Wie sich’s für einen Chillout-Tempel gehört, wird hier „Action“ klein und „relax“ groß geschrieben. Kein Indoor-Surfen, High-Speed-Rutschen, Outdoor-Snow-Volleyball oder Wildwasser-Geschichten. Das höchste der Gefühle ist das Erlebnisbecken, dessen Strudel mich altersschwach in seinen Schlund zu ziehen versucht.

Geil sind die Massagedüsen. Auf einer steht „Lenden/Gesäß“, und „Lenden“ muss hier wohl als Euphemismus für das primäre Geschlechtsteil verstanden werden. Hier halte ich mich besonders gerne auf. Dagegen nimmt sich ’ne Thaimassage wie ein ungesalzenes Kartoffelgericht aus. Die Leute schauen mich angewidert an. Heuchler.

Um meine Integrität wiederherzustellen, schließe ich mich der Aquagymnastik an, bin aber bereits nach drei Minuten fix und foxi und fliehe zu den Whirlpools. Schon als Kind fand ich die super, als Hiphop-Kid machten Snoop & Co. sie mir attraktiv und noch heute träum ich davon, darin mit zwei G-bestringten Playmates 1969er Dom Pérignon zu schlürfen. Die Babes werden heute zwar von Rentnerinnen ersetzt – dafür kann ich aber unbemerkt pupsen.

In den Saunen geht es – Kalauer – heißer her, wobei jene mit dem Namen „Geysir“ (75 Grad) was für Pussies ist.

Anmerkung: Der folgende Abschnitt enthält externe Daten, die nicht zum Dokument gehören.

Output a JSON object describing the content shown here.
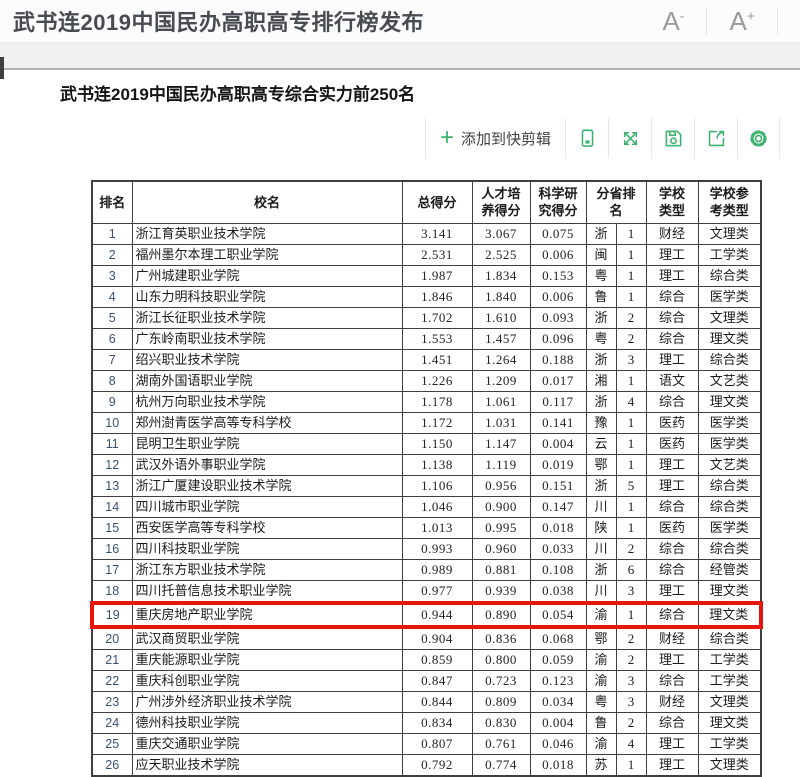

Letztere fehlen übrigens gänzlich, so dass mir die Saunalandschaft zum Gay-Paradise wird. Die Typen sind meist um die 40, entweder Til Schweiger oder Reiner Calmund – ich lieg' aufgedunsen irgendwo dazwischen. Wenn mal eine Ische am Start ist, glotzen die Spanner gleich schamlos drauflos und laufen ihr „unauffällig“ hinterher. Ich, der Voyeur, schaue auffällig vorbei und geb’ mir lieber im Pseudo-Hamam ’ne ordentliche Eukalyptus-Dröhnung Was mir bei alledem fehlt: Das sanfte Eso-Gedudel, das ich aus der Musikhalle der Vita Classica in Bad Krozingen kenne.



Wer war da?

Das Publikum ist jünger als erwartet. Klar: Rüstige Damen und Herren kurieren routiniert Knochen und Seele. Aber auch junge Mütter und mittelalte Bürohocker entspannen was das Zeug hält. Juvenile Pärchen lassen sich siamesisch treiben und treiben’s kryptisch unterhalb der Wasseroberfläche. Ein Vokuhila-Kandidat, der mir im Club dumm gekommen wäre, gibt mir wohl erzogen Auskunft. Ich höre Franzosen, Schweizer, Italiener und Amis. Flirts sind hier genauso unangebracht wie Arschbomben und Hahnenkämpfe.

Catering

Im Bistro neben der Saunalandschaft gibt’s Herzhaftes zum Fuddern und Alsterwasser zur Förderung der Durchblutung. Alles zwischen 2 und 6 EUR. Stimmung: siehe Krankenhauskantine.



Aufheiterle

Irgendwo liegt ein „Lahrer Anzeiger“ rum. Schlagzeile: „Verbot von Himmelslaternen.“ Die Dinger sind mir auf den letzten drei Hochzeiten dermaßen auf den Sack gegangen, dass mich die Nachricht den ganzen Abend über euphorisiert.

Aufregerle

Will man von der Saunalandschaft in den Badebereich, muss man unbequem durch den Eingangsbereich latschen. Halbnackte treffen auf Angezogene, es zieht und als blutiger Anfänger hab ich natürlich keine Adiletten dabei.

Aufm Klo …

… war ich nicht. Ratet mal, wieso.



Fazit

Der Flirt- und Fleischfaktor ist zwar im sommerlichen Freibad höher; dafür muss man da aber ins Kinderbecken, um halbwegs annehmliche Wassertemperaturen vorzufinden. Das Bistro bräuchte mal ’nen Pep-Up und ’n bisschen Sound irgendwo wäre auch gut. Wer sich aber von durchzechten Partynächten erholen will, sollte hier unbedingt vorbeischauen.